Aggregator functions

Next two functions that aggregate either similar or different observations. This is a fairly crude approach but it works. agg_similar() uses integer division to create a ‘grouper’ variable that goes eight 0s, then eight 1s, then eight 2s, and so on up to eight 127s. When group_by is applied using this variable, sets of 8 similar observations are aggregated and the mean taken to give a new dataset.

Conversely, if the grouper variable is based on the remainder from division by 128, we get 8 sequences of 0, 1, 2, 3,… 127, and when these are aggregated into groups, each will consist of eight observations at widely separated positions in the sequence (i.e., with very different values).

Code
# aggregate similar observations
agg_similar <- function(df) {
  df |>
    mutate(grouper = id %/% 8) |>
    group_by(grouper) |>
    summarise(x = mean(x), 
              y = mean(y)) |>
    dplyr::select(-grouper) |>
    ungroup()
}

# aggregate different observations
agg_different <- function(df) {
  df |>
    mutate(grouper = id %% 128) |>
    group_by(grouper) |>
    summarise(x = mean(x), 
              y = mean(y)) |>
    dplyr::select(-grouper) |>
    ungroup()
}

Plotting functions

We also make some plotting functions so we don’t have to repeat a lot of code. These add three plots based on a dataset. A scatterplot of the points, a standard deviation ellipse, and a best fit line. This will make sense when you see the plots.

Code
add_ellipses <- function(g, dfs, cols, alphas, filled_polygons) {
  for (i in seq_along(dfs)) {
    if (filled_polygons[i]) {
      g <- g + stat_ellipse(
                 data = dfs[[i]], aes(x = x, y = y), geom = "polygon", 
                 alpha = alphas[i], fill = cols[i])
    } else {
      g <- g + stat_ellipse(
                 data = dfs[[i]], aes(x = x, y = y), colour = cols[i], 
                 linewidth = 0.35)
    }
  }
  g
}

add_points <- function(g, dfs, cols, alphas) {
  for (i in seq_along(dfs)) {
    g <- g + geom_point(data = dfs[[i]], aes(x = x, y = y), 
               colour = cols[i], alpha = alphas[i], pch = 16, size = 1)
  }
  g
}

add_lines <- function(g, dfs, cols) {
  for (i in seq_along(dfs)) {
    g <- g + geom_smooth(data = dfs[[i]], aes(x = x, y = y), method = lm,
               se = FALSE, colour = darken(cols[i]), linewidth = 0.75)
  }
  g
}

three_plots <- function(dfs, cols = c("black", "forestgreen", "magenta")) {
  g <- ggplot()
  g <- add_ellipses(g, dfs, cols, alpha = rep(0.25, 3), filled_polygons = c(F, T, T))
  g <- add_points(g, dfs, cols, alphas = c(0.2, 0.5, 0.5))
  g <- add_lines(g, dfs, cols)
  g + 
    coord_equal() + 
    theme_void()
}

Finally the plots

So now make some datsets and see what we get.

First a dataset with approximate correlation between x and y of 0.5. We then aggregate it two ways and plot the results.

Code
df <- get_correlated_df(0.5)
df_sim <- df |>
  agg_similar()
df_diff <- df |>
  agg_different()

three_plots(list(df, df_sim, df_diff))

When we aggregate similar observations (the green ellipse) the correlation is increased, while aggregating different observations inverts the correlation (the violet ellipse)!
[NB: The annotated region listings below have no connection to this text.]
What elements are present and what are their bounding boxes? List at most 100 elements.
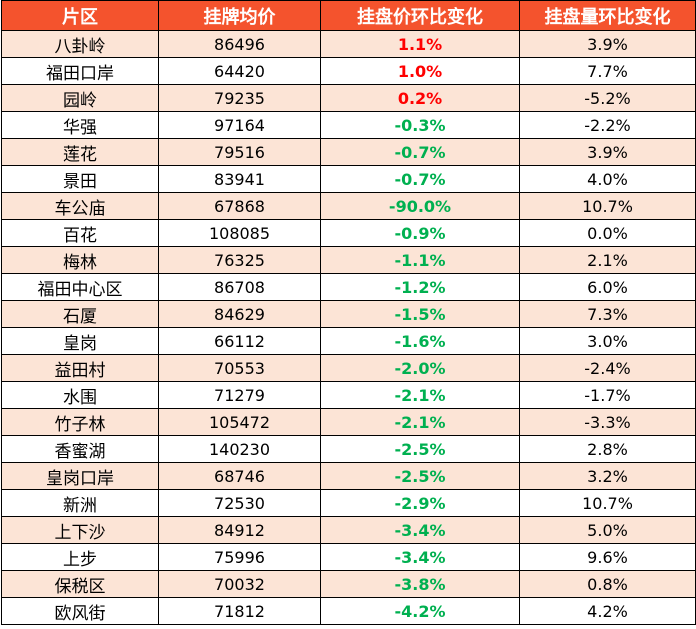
price-change-cell: -2.0% — [320, 354, 520, 382]
avg-price-cell: 70032 — [158, 570, 321, 598]
avg-price-cell: 108085 — [158, 219, 321, 247]
volume-change-cell: 5.0% — [519, 516, 696, 544]
table-row: 石厦 84629 -1.5% 7.3% — [1, 300, 696, 328]
price-change-cell: 1.1% — [320, 30, 520, 58]
table-row: 车公庙 67868 -90.0% 10.7% — [1, 192, 696, 220]
avg-price-cell: 64420 — [158, 57, 321, 85]
avg-price-cell: 84912 — [158, 516, 321, 544]
price-change-cell: -3.8% — [320, 570, 520, 598]
avg-price-cell: 79516 — [158, 138, 321, 166]
price-change-cell: -4.2% — [320, 597, 520, 625]
district-cell: 景田 — [1, 165, 159, 193]
district-cell: 竹子林 — [1, 408, 159, 436]
volume-change-cell: 2.1% — [519, 246, 696, 274]
district-cell: 新洲 — [1, 489, 159, 517]
volume-change-cell: 4.2% — [519, 597, 696, 625]
avg-price-cell: 66112 — [158, 327, 321, 355]
district-cell: 百花 — [1, 219, 159, 247]
price-change-cell: -90.0% — [320, 192, 520, 220]
district-cell: 莲花 — [1, 138, 159, 166]
avg-price-cell: 76325 — [158, 246, 321, 274]
volume-change-cell: -3.3% — [519, 408, 696, 436]
price-change-cell: -1.6% — [320, 327, 520, 355]
column-header-avg-price: 挂牌均价 — [158, 0, 321, 31]
table-row: 皇岗 66112 -1.6% 3.0% — [1, 327, 696, 355]
table-row: 百花 108085 -0.9% 0.0% — [1, 219, 696, 247]
table-row: 福田口岸 64420 1.0% 7.7% — [1, 57, 696, 85]
price-change-cell: 0.2% — [320, 84, 520, 112]
avg-price-cell: 79235 — [158, 84, 321, 112]
district-cell: 八卦岭 — [1, 30, 159, 58]
table-row: 上步 75996 -3.4% 9.6% — [1, 543, 696, 571]
table-row: 上下沙 84912 -3.4% 5.0% — [1, 516, 696, 544]
table-row: 水围 71279 -2.1% -1.7% — [1, 381, 696, 409]
table-body: 八卦岭 86496 1.1% 3.9% 福田口岸 64420 1.0% 7.7% 园岭 79235… — [1, 30, 696, 625]
volume-change-cell: 10.7% — [519, 192, 696, 220]
volume-change-cell: 9.6% — [519, 543, 696, 571]
avg-price-cell: 86496 — [158, 30, 321, 58]
column-header-price-change: 挂盘价环比变化 — [320, 0, 520, 31]
header-row: 片区 挂牌均价 挂盘价环比变化 挂盘量环比变化 — [1, 0, 696, 31]
table-row: 保税区 70032 -3.8% 0.8% — [1, 570, 696, 598]
district-cell: 石厦 — [1, 300, 159, 328]
price-change-cell: -3.4% — [320, 543, 520, 571]
price-change-cell: -0.7% — [320, 165, 520, 193]
price-change-cell: -1.2% — [320, 273, 520, 301]
volume-change-cell: -5.2% — [519, 84, 696, 112]
avg-price-cell: 68746 — [158, 462, 321, 490]
avg-price-cell: 70553 — [158, 354, 321, 382]
volume-change-cell: 6.0% — [519, 273, 696, 301]
district-cell: 水围 — [1, 381, 159, 409]
district-cell: 香蜜湖 — [1, 435, 159, 463]
column-header-volume-change: 挂盘量环比变化 — [519, 0, 696, 31]
table-row: 福田中心区 86708 -1.2% 6.0% — [1, 273, 696, 301]
district-cell: 欧风街 — [1, 597, 159, 625]
price-change-cell: -2.9% — [320, 489, 520, 517]
volume-change-cell: -1.7% — [519, 381, 696, 409]
district-cell: 梅林 — [1, 246, 159, 274]
volume-change-cell: 4.0% — [519, 165, 696, 193]
price-change-cell: -0.7% — [320, 138, 520, 166]
avg-price-cell: 105472 — [158, 408, 321, 436]
table-row: 八卦岭 86496 1.1% 3.9% — [1, 30, 696, 58]
volume-change-cell: 0.8% — [519, 570, 696, 598]
table-row: 新洲 72530 -2.9% 10.7% — [1, 489, 696, 517]
volume-change-cell: 2.8% — [519, 435, 696, 463]
price-change-cell: -2.1% — [320, 408, 520, 436]
price-change-cell: -0.3% — [320, 111, 520, 139]
price-change-cell: -2.5% — [320, 462, 520, 490]
district-cell: 园岭 — [1, 84, 159, 112]
district-cell: 保税区 — [1, 570, 159, 598]
table-row: 益田村 70553 -2.0% -2.4% — [1, 354, 696, 382]
district-cell: 上步 — [1, 543, 159, 571]
volume-change-cell: 7.3% — [519, 300, 696, 328]
table-row: 梅林 76325 -1.1% 2.1% — [1, 246, 696, 274]
district-cell: 华强 — [1, 111, 159, 139]
column-header-district: 片区 — [1, 0, 159, 31]
price-change-cell: -3.4% — [320, 516, 520, 544]
district-cell: 益田村 — [1, 354, 159, 382]
price-change-cell: -2.1% — [320, 381, 520, 409]
price-change-cell: -1.5% — [320, 300, 520, 328]
volume-change-cell: 3.9% — [519, 30, 696, 58]
district-cell: 皇岗口岸 — [1, 462, 159, 490]
district-cell: 上下沙 — [1, 516, 159, 544]
avg-price-cell: 84629 — [158, 300, 321, 328]
volume-change-cell: 10.7% — [519, 489, 696, 517]
table-row: 景田 83941 -0.7% 4.0% — [1, 165, 696, 193]
avg-price-cell: 75996 — [158, 543, 321, 571]
price-change-cell: -1.1% — [320, 246, 520, 274]
volume-change-cell: 7.7% — [519, 57, 696, 85]
avg-price-cell: 67868 — [158, 192, 321, 220]
volume-change-cell: 3.2% — [519, 462, 696, 490]
district-cell: 车公庙 — [1, 192, 159, 220]
avg-price-cell: 83941 — [158, 165, 321, 193]
avg-price-cell: 86708 — [158, 273, 321, 301]
volume-change-cell: 3.0% — [519, 327, 696, 355]
avg-price-cell: 97164 — [158, 111, 321, 139]
avg-price-cell: 71279 — [158, 381, 321, 409]
table-row: 香蜜湖 140230 -2.5% 2.8% — [1, 435, 696, 463]
avg-price-cell: 140230 — [158, 435, 321, 463]
table-row: 华强 97164 -0.3% -2.2% — [1, 111, 696, 139]
avg-price-cell: 72530 — [158, 489, 321, 517]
The initial correlation is seen in the unfilled black ellipse.

The effect is even more remarkable for uncorrelated data:

Code
df <- get_correlated_df(0)
df_sim <- df |>
  agg_similar()
df_diff <- df |>
  agg_different()

three_plots(list(df, df_sim, df_diff))

What do we take from this in a geographical setting? Well, if indeed “near things are more related than distant things”, then in many situations where data are aggregated spatially based on proximity positive correlations are likely to be ‘enhanced’, and we may even see correlations where none exist at the individual level.